6. If a standalone (i.e. algorithm only without human-in-the loop performance) was done:
No, a standalone algorithm performance study was not done. This document is for a medical display device, which is hardware, and its associated quality control software (RadiCS). It does not involve a diagnostic algorithm.
7. The type of ground truth used:
This information is not applicable in the traditional sense of diagnostic accuracy studies. For the bench tests, the "ground truth" would be the engineering specifications and established standards (e.g., DICOM GSDF, AAPM TG18 guideline) against which the display's performance characteristics were measured.

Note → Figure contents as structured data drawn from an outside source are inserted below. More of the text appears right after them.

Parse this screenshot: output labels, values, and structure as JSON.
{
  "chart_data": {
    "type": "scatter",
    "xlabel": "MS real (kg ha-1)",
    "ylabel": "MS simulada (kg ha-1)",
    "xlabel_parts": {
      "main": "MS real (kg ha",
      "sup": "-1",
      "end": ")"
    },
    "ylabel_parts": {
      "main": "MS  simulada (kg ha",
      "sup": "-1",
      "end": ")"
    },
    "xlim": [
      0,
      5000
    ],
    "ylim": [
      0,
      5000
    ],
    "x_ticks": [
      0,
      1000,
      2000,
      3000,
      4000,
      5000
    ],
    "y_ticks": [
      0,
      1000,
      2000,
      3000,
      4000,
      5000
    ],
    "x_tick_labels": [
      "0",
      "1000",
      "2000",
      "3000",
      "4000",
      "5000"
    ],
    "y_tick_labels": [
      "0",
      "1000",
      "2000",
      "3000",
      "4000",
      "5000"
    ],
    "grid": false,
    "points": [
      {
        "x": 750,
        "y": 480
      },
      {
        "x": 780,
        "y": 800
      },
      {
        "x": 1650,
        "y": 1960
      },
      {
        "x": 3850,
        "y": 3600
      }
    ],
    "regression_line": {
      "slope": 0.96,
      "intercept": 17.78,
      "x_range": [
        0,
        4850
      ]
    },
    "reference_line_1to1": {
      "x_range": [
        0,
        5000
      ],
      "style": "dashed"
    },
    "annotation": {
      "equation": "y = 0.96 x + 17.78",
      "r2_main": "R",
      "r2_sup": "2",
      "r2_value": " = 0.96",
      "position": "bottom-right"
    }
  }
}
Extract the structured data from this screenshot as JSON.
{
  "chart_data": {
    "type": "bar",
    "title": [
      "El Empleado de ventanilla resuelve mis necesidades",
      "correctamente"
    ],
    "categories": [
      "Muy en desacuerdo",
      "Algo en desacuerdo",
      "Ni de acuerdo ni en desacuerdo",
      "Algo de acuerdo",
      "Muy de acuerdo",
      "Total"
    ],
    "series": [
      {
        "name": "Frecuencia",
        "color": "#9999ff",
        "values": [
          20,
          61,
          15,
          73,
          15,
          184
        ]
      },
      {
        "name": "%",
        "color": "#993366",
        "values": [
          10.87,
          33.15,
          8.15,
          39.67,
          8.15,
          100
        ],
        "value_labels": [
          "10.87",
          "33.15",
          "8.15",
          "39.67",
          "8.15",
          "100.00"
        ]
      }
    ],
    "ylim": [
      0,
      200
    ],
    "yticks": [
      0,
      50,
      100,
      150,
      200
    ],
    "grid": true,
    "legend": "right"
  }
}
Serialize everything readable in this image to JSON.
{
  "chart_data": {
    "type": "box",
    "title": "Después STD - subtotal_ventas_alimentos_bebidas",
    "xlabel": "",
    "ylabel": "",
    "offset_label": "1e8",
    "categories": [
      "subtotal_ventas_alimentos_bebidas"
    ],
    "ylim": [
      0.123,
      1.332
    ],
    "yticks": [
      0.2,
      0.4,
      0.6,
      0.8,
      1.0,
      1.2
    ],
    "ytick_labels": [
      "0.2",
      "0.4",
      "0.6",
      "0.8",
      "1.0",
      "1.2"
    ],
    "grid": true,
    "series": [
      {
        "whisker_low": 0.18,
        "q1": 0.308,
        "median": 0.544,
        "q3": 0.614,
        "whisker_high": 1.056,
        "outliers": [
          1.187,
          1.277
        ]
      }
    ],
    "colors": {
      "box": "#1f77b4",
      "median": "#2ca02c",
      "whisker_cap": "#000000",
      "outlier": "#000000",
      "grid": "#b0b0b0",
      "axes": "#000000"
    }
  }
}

8. The sample size for the training set:
This information is not applicable. The device is a display monitor, not an AI algorithm that requires a training set. The RadiCS software mentioned is for quality control and "is not a medical imaging software" and "it's being used unchanged from the predicate software," implying no new algorithm development or training.
9. How the ground truth for the training set was established:
This information is not applicable for the reasons stated in point 8.
§ 892.2050 Medical image management and processing system.
(a)
Identification. A medical image management and processing system is a device that provides one or more capabilities relating to the review and digital processing of medical images for the purposes of interpretation by a trained practitioner of disease detection, diagnosis, or patient management. The software components may provide advanced or complex image processing functions for image manipulation, enhancement, or quantification that are intended for use in the interpretation and analysis of medical images. Advanced image manipulation functions may include image segmentation, multimodality image registration, or 3D visualization. Complex quantitative functions may include semi-automated measurements or time-series measurements.(b)
Classification. Class II (special controls; voluntary standards—Digital Imaging and Communications in Medicine (DICOM) Std., Joint Photographic Experts Group (JPEG) Std., Society of Motion Picture and Television Engineers (SMPTE) Test Pattern).